Another compromise might be playing Thompson as a 4-3 outside linebacker, where he’d likely be allowed to run and chase. Thompson, after all, patterns his game after Tampa Bay’s undersized weakside linebacker, Lavonte David, and urges teams to do look at the similar things they can do.
“He’s a little bit taller than me,” Thompson said of the 2013 Pro Bowler. “But same attributes, same speed, can cover tight ends and running backs. I feel like I can do the same thing.”
Thompson said he realized he loved linebacker in 2013, his sophomore year at Washington, when he posted 78 tackles (four for loss) and five pass deflections.

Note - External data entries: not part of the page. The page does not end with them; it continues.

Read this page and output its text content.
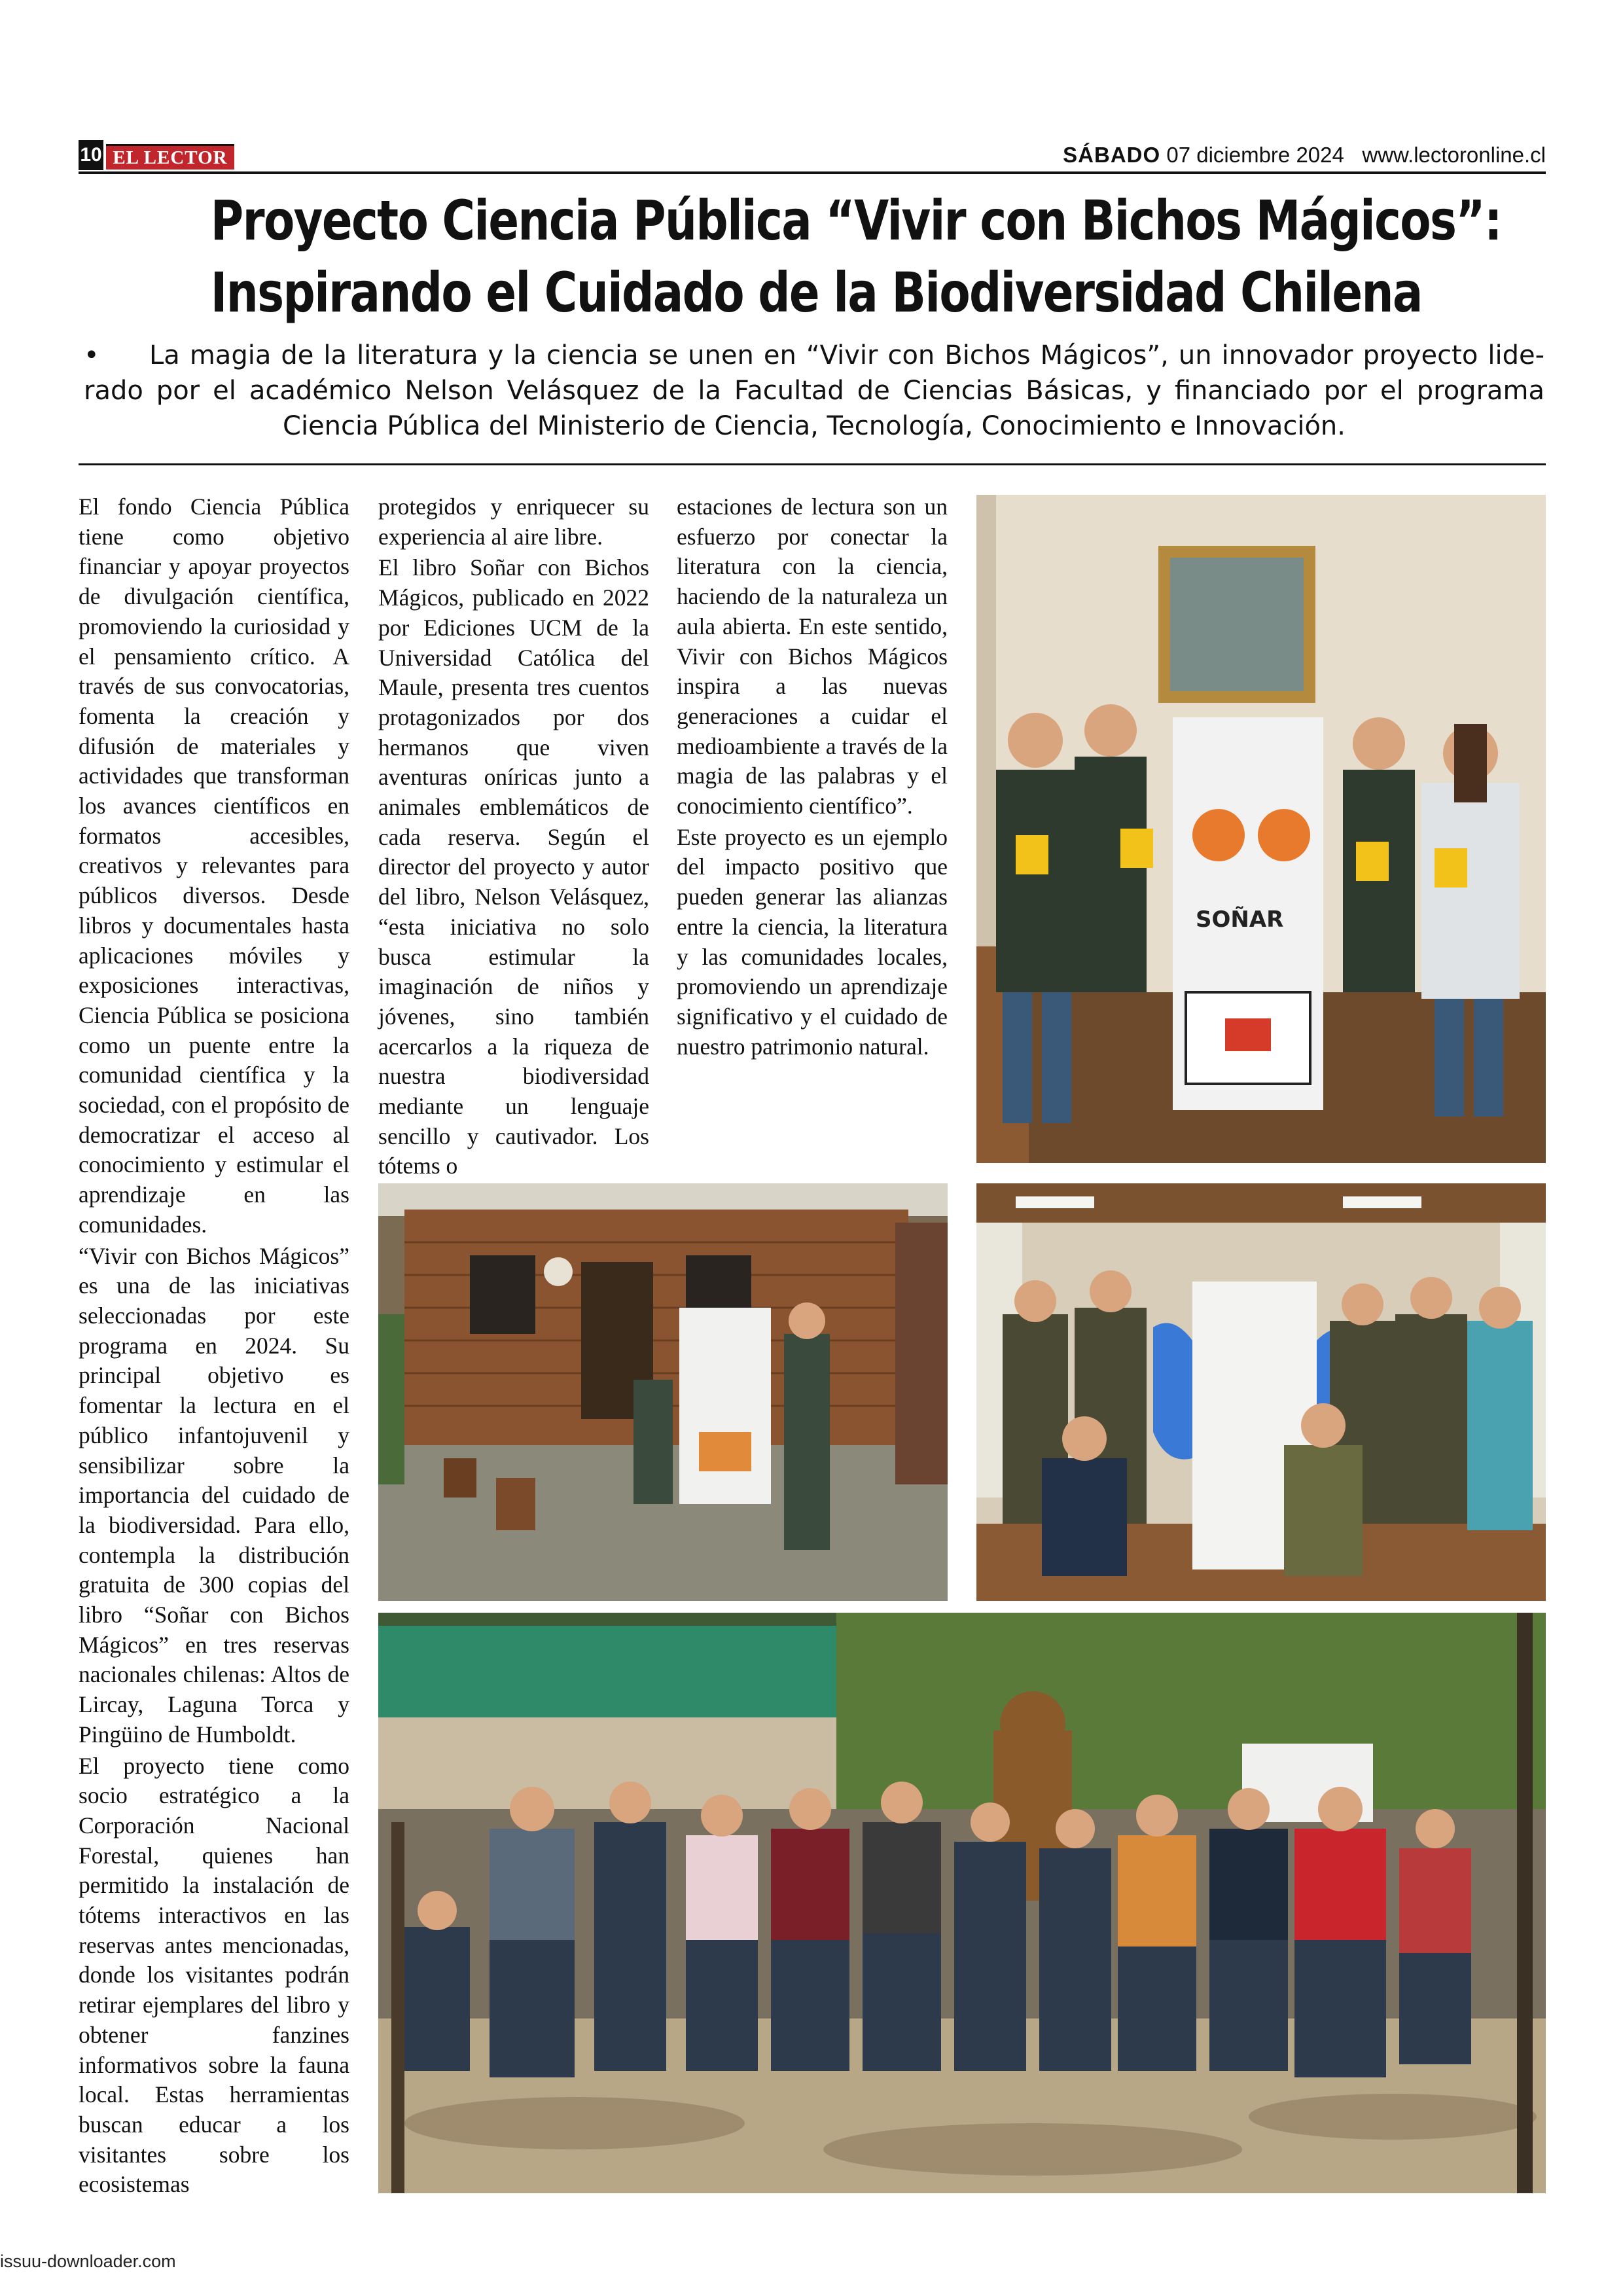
10 EL LECTOR	SÁBADO 07 diciembre 2024 www.lectoronline.cl
Proyecto Ciencia Pública “Vivir con Bichos Mágicos”:
Inspirando el Cuidado de la Biodiversidad Chilena
• La magia de la literatura y la ciencia se unen en “Vivir con Bichos Mágicos”, un innovador proyecto lide-
rado por el académico Nelson Velásquez de la Facultad de Ciencias Básicas, y financiado por el programa
Ciencia Pública del Ministerio de Ciencia, Tecnología, Conocimiento e Innovación.

El fondo Ciencia Pública tiene como objetivo financiar y apoyar proyectos de divulgación científica, promoviendo la curiosidad y el pensamiento crítico. A través de sus convocatorias, fomenta la creación y difusión de materiales y actividades que transforman los avances científicos en formatos accesibles, creativos y relevantes para públicos diversos. Desde libros y documentales hasta aplicaciones móviles y exposiciones interactivas, Ciencia Pública se posiciona como un puente entre la comunidad científica y la sociedad, con el propósito de democratizar el acceso al conocimiento y estimular el aprendizaje en las comunidades.

“Vivir con Bichos Mágicos” es una de las iniciativas seleccionadas por este programa en 2024. Su principal objetivo es fomentar la lectura en el público infantojuvenil y sensibilizar sobre la importancia del cuidado de la biodiversidad. Para ello, contempla la distribución gratuita de 300 copias del libro “Soñar con Bichos Mágicos” en tres reservas nacionales chilenas: Altos de Lircay, Laguna Torca y Pingüino de Humboldt.

El proyecto tiene como socio estratégico a la Corporación Nacional Forestal, quienes han permitido la instalación de tótems interactivos en las reservas antes mencionadas, donde los visitantes podrán retirar ejemplares del libro y obtener fanzines informativos sobre la fauna local. Estas herramientas buscan educar a los visitantes sobre los ecosistemas

protegidos y enriquecer su experiencia al aire libre.

El libro Soñar con Bichos Mágicos, publicado en 2022 por Ediciones UCM de la Universidad Católica del Maule, presenta tres cuentos protagonizados por dos hermanos que viven aventuras oníricas junto a animales emblemáticos de cada reserva. Según el director del proyecto y autor del libro, Nelson Velásquez, “esta iniciativa no solo busca estimular la imaginación de niños y jóvenes, sino también acercarlos a la riqueza de nuestra biodiversidad mediante un lenguaje sencillo y cautivador. Los tótems o

estaciones de lectura son un esfuerzo por conectar la literatura con la ciencia, haciendo de la naturaleza un aula abierta. En este sentido, Vivir con Bichos Mágicos inspira a las nuevas generaciones a cuidar el medioambiente a través de la magia de las palabras y el conocimiento científico”.

Este proyecto es un ejemplo del impacto positivo que pueden generar las alianzas entre la ciencia, la literatura y las comunidades locales, promoviendo un aprendizaje significativo y el cuidado de nuestro patrimonio natural.

SOÑAR
issuu-downloader.com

“My first year, I was getting my feet wet — I played safety for about a week in camp,” Thompson said. “(Defensive coordinator Justin) Wilcox moved me down to linebacker, I got my feet wet, learned the playbook (and) my sophomore year, I felt it was the spot for me. I had my reads right, I felt like my feet were mounted at one position as opposed to multiple positions.”
However, while Thompson seems to have his mind made up on playing linebacker, he only ruled out running back as a legitimate option at the next level.
“Running back is out of the question,” Thompson said.
The same, he admitted, cannot be said for safety, despite his preference to play linebacker.
“I’m gonna put it out there that I want to play linebacker,” Thompson said. “But I can’t say no to (safety).”